Review billing procedures, respond to worker concerns to avoid fraud scrutiny
In May 2009, Attorney General Eric Holder and HHS Secretary Kathleen Sebelius formed the Health Care Fraud Prevention and Enforcement Action Team to fight Medicare fraud, which, they said, has become a top priority for both the Justice Department and HHS.
Additionally, the FBI announced in December 2009 that the joint Justice Department-HHS Medicare Fraud Strike Force, a multiagency team of federal, state and local investigators assembled to combat fraud through data analysis techniques, would expand into several metropolitan areas across the country.
As a former healthcare fraud prosecutor, I understand the chill providers are feeling. Reimbursement has shrunk significantly in the past few years, malpractice premiums are increasing, and pressure from federal regulators and law enforcement is eroding already frayed relationships between providers and patients. In this uncertain climate, providers need to know exactly what types of behavior will trigger an investigation, and how to protect themselves from unwarranted suspicion.
The healthcare industry, especially durable medical equipment companies and homehealth companies, will be under the microscope. To spot offenders, the strike force usually begins by using Medicare data analysis techniques that look for “outlier” behavior. Outlier behavior is characterized by a pattern of billing procedures that are grossly inconsistent with industry competitors.
The government has access to billing records, and any company that is billing significantly more than competitors for a given item or service will probably face scrutiny. The Strike Force, however, is not intended in any way to suppress a healthcare provider’s ability to perform needed services. It remains extraordinarily difficult to base a healthcare fraud prosecution on allegations that a provider provided medically unnecessary services. And it should be. For example, providers that specialize in heart catheterization procedures and perform 10 times more of these procedures than their closest competitors should not be at risk of a federal prosecution based on the numbers alone.
A criminal case based on a lack of medical necessity requires a prosecutor to prove not only that the procedure was unnecessary, but also that the provider knew it. Such cases are extremely rare and will almost never include a provider with well-documented medical records and good backup.
Even outlier behavior in targeted industries will probably not be enough to trigger a criminal prosecution. Outlier behavior grabs the Strike Force’s attention, but prosecutions result only when there’s obvious fraudulent activity. The vast majority of criminal cases will involve outright kickbacks, bribes to patients encouraging them to visit certain clinics, billing for services not rendered and other egregious behavior.
Past Strike Force prosecutions and recent cases reflect this. For example, a recent Miami case involved a durable medical equipment company that billed Medicare for items based on prescriptions that did not exist. Another one allegedly submitted more than $1 million in claims for durable medical equipment using forged prescriptions, forged certificates of medical necessity and the like.
Many fraud cases start with a disgruntled employee who unsuccessfully attempted to persuade the company to stop improper practices. In some cases, employees go directly to the government after being fired, while others work as informants from inside the company. Some former employees even return to the company at the government’s request so they can gather information. Providers simply cannot afford to ignore employee complaints or fail to review policies and procedures for handling employee complaints.
Regardless of the type of inquiry, it is critical for a provider to immediately and carefully understand what happened, and to try and get answers quickly.
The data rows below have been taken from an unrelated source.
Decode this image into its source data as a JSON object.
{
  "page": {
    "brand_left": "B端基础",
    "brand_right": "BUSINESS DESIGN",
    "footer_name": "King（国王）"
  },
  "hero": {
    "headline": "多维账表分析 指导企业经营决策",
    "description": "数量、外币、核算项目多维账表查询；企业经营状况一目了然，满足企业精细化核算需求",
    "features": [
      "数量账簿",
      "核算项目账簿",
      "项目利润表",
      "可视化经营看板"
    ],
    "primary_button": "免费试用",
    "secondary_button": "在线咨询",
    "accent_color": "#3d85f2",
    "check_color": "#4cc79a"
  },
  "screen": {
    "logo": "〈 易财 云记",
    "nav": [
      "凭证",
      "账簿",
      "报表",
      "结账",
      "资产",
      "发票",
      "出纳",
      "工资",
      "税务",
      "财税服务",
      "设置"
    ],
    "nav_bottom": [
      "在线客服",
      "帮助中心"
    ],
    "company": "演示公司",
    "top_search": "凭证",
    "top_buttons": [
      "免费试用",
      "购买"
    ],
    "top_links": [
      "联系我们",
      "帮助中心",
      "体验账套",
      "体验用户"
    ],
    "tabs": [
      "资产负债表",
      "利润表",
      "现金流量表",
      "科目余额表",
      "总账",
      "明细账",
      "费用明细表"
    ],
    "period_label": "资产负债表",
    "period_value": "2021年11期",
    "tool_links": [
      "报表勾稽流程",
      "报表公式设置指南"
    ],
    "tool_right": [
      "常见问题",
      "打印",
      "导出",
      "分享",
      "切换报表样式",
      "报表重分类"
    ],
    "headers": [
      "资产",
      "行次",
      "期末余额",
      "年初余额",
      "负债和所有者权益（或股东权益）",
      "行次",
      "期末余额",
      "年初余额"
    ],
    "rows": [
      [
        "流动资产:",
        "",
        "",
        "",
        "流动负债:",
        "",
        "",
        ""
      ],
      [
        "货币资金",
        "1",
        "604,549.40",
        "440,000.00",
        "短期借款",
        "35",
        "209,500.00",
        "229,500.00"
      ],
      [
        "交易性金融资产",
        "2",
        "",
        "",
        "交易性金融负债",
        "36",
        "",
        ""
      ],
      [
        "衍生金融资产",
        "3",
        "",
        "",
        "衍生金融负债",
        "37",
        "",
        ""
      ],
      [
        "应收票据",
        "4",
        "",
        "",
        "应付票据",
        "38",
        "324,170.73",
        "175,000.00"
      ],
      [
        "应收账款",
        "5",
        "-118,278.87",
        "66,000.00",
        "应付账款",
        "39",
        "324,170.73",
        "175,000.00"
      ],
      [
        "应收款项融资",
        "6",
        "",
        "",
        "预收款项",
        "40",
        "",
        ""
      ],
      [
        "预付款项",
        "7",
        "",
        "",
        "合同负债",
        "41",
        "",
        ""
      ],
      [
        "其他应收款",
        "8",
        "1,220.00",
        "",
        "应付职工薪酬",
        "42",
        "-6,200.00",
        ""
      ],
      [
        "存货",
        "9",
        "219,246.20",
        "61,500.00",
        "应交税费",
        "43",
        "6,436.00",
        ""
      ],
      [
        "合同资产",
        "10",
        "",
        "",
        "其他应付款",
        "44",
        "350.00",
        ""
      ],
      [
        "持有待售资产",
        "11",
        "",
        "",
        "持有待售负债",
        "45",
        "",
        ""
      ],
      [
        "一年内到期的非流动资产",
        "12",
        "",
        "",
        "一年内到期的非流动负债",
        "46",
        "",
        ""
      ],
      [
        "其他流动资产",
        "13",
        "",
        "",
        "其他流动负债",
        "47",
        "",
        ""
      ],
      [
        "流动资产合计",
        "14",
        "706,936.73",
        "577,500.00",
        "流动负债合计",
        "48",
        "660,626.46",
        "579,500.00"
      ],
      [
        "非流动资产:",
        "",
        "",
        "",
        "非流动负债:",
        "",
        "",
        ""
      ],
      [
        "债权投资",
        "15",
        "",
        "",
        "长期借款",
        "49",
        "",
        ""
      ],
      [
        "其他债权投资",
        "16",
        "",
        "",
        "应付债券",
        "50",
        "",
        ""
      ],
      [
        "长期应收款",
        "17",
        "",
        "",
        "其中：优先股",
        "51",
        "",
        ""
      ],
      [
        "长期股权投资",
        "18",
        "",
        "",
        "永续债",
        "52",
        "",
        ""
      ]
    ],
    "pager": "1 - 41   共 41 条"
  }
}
The provider’s most fundamental task is to convince the government that the facts at most give rise to civil liability—not criminal prosecution— but this requires dexterity and full disclosure.
As a former task force prosecutor, I recall a case in which a provider allegedly billed an extraordinary amount of money for a certain type of visit. As I began to subpoena and interview witnesses, the attorney for the provider began his own investigation. The defense attorney was able to develop, and communicate to me, a reasonable explanation for why the provider’s behavior was not criminal. The result was a noncriminal solution that satisfied everyone involved. The provider implemented more stringent control and record-keeping measures, the government recouped its money, and the healthcare system did not have to lose a competent (but poor record-keeping) provider.
As the government turns up the heat on Medicare fraud, providers must work to ensure that all policies and procedures are above reproach. Not only should providers evaluate billing policies, but also they should pay close attention to employee feedback and make sure that credible internal concerns are resolved in an appropriate way. In the event that a provider comes under scrutiny, it is crucial that the provider take the inquiry very seriously and address it immediately to avoid aggravating a bad situation. In many cases, noncriminal resolutions are entirely within the realm of possibility—but require swift action. When it comes to Medicare fraud enforcement, forewarned is forearmed.
The most fundamental task it to convince the government the case is civil.